In the midst of celebrating America’s victory over Osama bin Laden, the general public may have missed the fact that the government’s story has already changed a couple of times since the announcement of his death was made on Monday.
But now that people are starting to question how legal the raid was and the media is starting to pay attention to some of those discrepancies, the government is starting to cop preemptive pleas.
In the view of officials from past and present presidencies, it was a classic collision of a White House desire to promote a stunning national security triumph — and feed a ravenous media — while collecting facts from a chaotic military operation on the other side of the world. At the same time, White House officials worked hard to use the facts of the raid to diminish Bin Laden’s legacy.
“There has never been any intent to deceive or dramatize,” a military official said Thursday, asking that he not be named because of ground rules imposed by the Department of Defense. “Everything we put out we really believed to be true at the time.”
Tommy Vietor, a spokesman for the National Security Council, said that as more and more members of the 79-member assault team were debriefed after the raid, revisions inevitably occurred.
“It was the middle of the night, it was a hectic operation in a foreign country, there was gunfire, so people’s accounts are clarified over time with more interviews,” Mr. Vietor said. “What we did was make as much information available to you guys as quickly as we could, and correct mistakes as quickly as we could.”
Some of the discrepancies include reports that bin Laden used his wife as a human shield, whether or not he was armed at the time of the raid, and the value of the “million dollar” house he was living in.
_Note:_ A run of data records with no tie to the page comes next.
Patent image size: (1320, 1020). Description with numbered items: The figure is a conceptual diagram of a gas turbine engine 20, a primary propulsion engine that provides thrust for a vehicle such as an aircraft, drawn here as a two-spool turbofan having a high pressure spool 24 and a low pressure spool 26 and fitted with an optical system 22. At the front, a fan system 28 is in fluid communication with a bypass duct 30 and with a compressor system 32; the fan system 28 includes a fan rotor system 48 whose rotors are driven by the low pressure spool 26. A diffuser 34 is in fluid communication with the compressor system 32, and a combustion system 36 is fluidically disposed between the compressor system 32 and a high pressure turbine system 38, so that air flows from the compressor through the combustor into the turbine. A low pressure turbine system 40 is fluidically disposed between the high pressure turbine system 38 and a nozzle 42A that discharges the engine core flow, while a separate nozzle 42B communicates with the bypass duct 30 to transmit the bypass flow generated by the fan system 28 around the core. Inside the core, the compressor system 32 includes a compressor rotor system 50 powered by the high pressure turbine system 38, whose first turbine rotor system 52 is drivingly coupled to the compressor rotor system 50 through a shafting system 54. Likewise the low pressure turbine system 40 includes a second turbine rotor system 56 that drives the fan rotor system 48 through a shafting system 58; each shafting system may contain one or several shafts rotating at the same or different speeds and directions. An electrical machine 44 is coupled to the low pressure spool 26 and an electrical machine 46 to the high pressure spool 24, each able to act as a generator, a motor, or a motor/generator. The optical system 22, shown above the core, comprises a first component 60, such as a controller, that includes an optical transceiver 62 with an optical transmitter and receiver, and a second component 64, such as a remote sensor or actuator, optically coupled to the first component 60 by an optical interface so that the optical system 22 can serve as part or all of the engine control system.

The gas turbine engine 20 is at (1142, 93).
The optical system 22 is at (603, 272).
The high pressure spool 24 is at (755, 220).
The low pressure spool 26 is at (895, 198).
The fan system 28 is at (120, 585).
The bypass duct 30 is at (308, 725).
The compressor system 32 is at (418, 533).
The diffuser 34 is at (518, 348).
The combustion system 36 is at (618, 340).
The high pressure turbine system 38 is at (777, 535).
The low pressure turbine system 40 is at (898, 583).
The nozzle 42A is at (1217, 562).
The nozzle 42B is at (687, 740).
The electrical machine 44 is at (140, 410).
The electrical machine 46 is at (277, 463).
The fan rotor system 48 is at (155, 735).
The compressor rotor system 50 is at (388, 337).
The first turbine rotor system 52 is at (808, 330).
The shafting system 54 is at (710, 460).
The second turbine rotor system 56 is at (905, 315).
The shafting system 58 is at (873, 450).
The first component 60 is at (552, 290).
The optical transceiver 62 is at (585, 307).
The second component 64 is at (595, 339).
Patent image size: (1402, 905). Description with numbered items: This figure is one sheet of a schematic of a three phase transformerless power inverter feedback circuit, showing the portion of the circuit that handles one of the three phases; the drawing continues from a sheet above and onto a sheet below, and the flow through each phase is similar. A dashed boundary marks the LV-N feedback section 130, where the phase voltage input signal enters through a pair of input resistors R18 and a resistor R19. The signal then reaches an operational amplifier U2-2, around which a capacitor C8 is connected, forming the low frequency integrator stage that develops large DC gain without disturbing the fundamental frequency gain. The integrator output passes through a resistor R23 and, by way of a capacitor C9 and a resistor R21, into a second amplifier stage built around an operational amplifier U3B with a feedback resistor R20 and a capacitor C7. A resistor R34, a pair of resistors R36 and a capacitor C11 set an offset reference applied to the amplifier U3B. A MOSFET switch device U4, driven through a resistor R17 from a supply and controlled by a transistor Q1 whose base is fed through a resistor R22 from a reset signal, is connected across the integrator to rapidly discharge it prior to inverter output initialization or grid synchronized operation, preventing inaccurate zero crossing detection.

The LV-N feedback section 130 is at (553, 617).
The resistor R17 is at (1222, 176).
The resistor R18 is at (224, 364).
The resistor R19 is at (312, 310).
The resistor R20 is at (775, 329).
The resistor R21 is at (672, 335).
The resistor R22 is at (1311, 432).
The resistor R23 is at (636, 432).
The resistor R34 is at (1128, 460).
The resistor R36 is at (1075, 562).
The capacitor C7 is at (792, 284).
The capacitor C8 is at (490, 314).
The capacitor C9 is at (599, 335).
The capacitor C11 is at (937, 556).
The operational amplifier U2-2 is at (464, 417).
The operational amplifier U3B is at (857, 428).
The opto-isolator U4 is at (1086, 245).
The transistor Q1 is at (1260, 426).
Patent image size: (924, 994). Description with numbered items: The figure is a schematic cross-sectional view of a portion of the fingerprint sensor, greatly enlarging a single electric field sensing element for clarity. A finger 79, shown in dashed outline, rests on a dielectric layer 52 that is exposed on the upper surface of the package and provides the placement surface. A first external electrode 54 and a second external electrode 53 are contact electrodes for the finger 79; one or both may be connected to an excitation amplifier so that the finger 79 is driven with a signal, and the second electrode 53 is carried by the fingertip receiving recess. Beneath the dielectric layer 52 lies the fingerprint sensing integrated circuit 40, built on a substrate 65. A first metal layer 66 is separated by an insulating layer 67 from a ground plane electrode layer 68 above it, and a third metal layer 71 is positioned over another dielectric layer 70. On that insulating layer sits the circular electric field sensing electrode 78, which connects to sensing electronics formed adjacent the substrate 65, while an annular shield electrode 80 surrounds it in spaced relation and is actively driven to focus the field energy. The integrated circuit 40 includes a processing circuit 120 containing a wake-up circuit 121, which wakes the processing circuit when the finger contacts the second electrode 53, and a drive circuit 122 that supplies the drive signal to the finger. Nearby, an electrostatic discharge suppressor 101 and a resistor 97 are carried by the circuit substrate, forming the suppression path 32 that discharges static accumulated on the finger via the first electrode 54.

“It’s had a hugely negative impact,” said Ahmed Rashid, a journalist and author who is an expert on the Taliban and radical Islamism. White House officials “were overexcited, obviously,” Mr. Rashid said.
“Liberal Muslims who are very sympathetic to the death of Bin Laden really don’t know what to think,” he said. “The American story is very confused.”
From Europe, even the archbishop of Canterbury weighed in. At a news briefing on Thursday, the Most Rev. Rowan Williams said that the killing of an unarmed man left him “uncomfortable” and that “the different versions of events that have emerged in recent days have not done a great deal to help.”